The project began with an invite from Kith, a company that’s certainly no stranger to collaborations, be it with the NFL or Frank Lloyd Wright Foundation. Even still, Fieg insists that Kith is particularly careful about how it delves into products for youth (and yes, Kith will sell you $100 utility pants for your newborn). “I’ve been very selective about our kids partnerships since launching the line in 2016,” writes Fieg over email. “Establishing our own design ethos and getting our product to the level it is now has been the focus.”
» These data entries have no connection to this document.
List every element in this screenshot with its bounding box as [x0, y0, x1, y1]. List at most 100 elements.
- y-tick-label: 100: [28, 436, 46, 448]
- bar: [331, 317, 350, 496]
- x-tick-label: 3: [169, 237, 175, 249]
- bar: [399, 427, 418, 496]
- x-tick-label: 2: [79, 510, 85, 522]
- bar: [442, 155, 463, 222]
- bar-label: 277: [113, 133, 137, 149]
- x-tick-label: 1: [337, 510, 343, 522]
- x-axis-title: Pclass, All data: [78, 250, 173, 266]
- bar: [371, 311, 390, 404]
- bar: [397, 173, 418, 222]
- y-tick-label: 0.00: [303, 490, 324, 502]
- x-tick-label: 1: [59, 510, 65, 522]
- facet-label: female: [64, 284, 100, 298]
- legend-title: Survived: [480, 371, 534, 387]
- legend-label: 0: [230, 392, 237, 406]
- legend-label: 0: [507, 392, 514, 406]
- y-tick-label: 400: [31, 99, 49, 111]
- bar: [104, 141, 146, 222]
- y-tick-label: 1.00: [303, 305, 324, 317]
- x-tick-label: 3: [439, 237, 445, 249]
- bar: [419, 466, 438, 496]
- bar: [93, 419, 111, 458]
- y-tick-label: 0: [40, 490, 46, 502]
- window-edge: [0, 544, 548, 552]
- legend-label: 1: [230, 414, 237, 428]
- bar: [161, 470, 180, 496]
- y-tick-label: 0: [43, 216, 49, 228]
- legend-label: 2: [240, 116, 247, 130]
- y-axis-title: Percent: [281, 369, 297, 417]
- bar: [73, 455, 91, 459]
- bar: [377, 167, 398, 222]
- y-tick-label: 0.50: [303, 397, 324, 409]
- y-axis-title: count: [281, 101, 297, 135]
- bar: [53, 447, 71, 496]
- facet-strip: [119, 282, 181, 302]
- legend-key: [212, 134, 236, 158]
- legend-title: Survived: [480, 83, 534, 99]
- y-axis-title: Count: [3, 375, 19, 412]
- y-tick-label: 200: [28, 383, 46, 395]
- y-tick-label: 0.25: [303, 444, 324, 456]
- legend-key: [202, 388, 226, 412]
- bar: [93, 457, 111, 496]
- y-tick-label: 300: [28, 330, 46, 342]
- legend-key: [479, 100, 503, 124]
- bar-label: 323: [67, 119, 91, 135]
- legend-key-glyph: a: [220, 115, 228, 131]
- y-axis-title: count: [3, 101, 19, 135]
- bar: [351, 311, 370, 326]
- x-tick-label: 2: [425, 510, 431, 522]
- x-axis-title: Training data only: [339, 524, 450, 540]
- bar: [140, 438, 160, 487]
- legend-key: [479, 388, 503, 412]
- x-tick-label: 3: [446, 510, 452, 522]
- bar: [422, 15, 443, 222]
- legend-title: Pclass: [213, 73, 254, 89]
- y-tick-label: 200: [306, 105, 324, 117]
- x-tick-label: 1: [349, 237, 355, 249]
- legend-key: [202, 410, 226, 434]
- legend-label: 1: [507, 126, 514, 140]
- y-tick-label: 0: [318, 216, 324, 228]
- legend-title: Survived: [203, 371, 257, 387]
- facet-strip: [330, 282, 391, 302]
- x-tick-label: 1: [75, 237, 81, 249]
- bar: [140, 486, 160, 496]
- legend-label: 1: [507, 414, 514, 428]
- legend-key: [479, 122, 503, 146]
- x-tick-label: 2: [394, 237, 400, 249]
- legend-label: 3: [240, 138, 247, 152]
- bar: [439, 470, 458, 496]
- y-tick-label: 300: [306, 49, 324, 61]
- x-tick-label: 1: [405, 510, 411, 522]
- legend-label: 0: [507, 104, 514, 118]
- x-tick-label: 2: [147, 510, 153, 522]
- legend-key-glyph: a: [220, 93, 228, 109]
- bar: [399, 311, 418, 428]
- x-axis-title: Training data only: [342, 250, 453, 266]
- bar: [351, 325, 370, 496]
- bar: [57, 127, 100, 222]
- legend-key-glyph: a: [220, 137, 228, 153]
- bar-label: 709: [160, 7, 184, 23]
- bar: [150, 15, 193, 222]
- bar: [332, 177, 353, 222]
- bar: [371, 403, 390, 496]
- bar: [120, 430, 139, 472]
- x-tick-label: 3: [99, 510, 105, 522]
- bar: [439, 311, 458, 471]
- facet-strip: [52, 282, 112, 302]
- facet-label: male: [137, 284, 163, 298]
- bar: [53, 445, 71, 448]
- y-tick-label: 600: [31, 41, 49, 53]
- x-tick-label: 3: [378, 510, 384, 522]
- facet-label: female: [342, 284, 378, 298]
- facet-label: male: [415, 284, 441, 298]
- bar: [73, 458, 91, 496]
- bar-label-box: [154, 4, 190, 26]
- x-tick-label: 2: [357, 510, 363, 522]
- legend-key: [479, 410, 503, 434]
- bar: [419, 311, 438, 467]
Similarly, Bugaboo has teamed with what it calls “unexpected” partners in the past, like the Van Gogh Museum, but it hasn’t collaborated with another brand for the past five years. “When Ronnie approached us, it was a matter of right place, right time,” says Jeanelle Teves, Bugaboo general manager North America. Upon their first meeting, Fieg presented a clear vision of how he imagined a Kith stroller product.
What the teams have developed are classic Bugaboo strollers, albeit remade in the muted neutral colorways of Kith. For the fabric pieces, that’s a simple enough challenge, but the colors extend from the wheels and wheel caps to the aluminum frame. Getting tones like these just right, across multiple materials, is always a challenge and it required a significant amount of back-and-forth with their factory.
“Kith & Kin” is embroidered on the canopy, while the bumper bar is embossed with the brand in script, adding a finishing touch of brand cachet that whispers to your friends, “No, you can’t get one too, this stroller is already sold out.”
While most of us would consider Bugaboo’s strollers at least a little luxurious already, Teves believes that the collaboration is the first that really propels Bugaboo into the luxury lifestyle category—and she hopes to see her brand build off this momentum.
“Kith does an incredible job connecting with the next generation of parents, so I hope this introduces Bugaboo to a new wave of parents-to-be,” she says. “And I think we’re going to learn a lot.”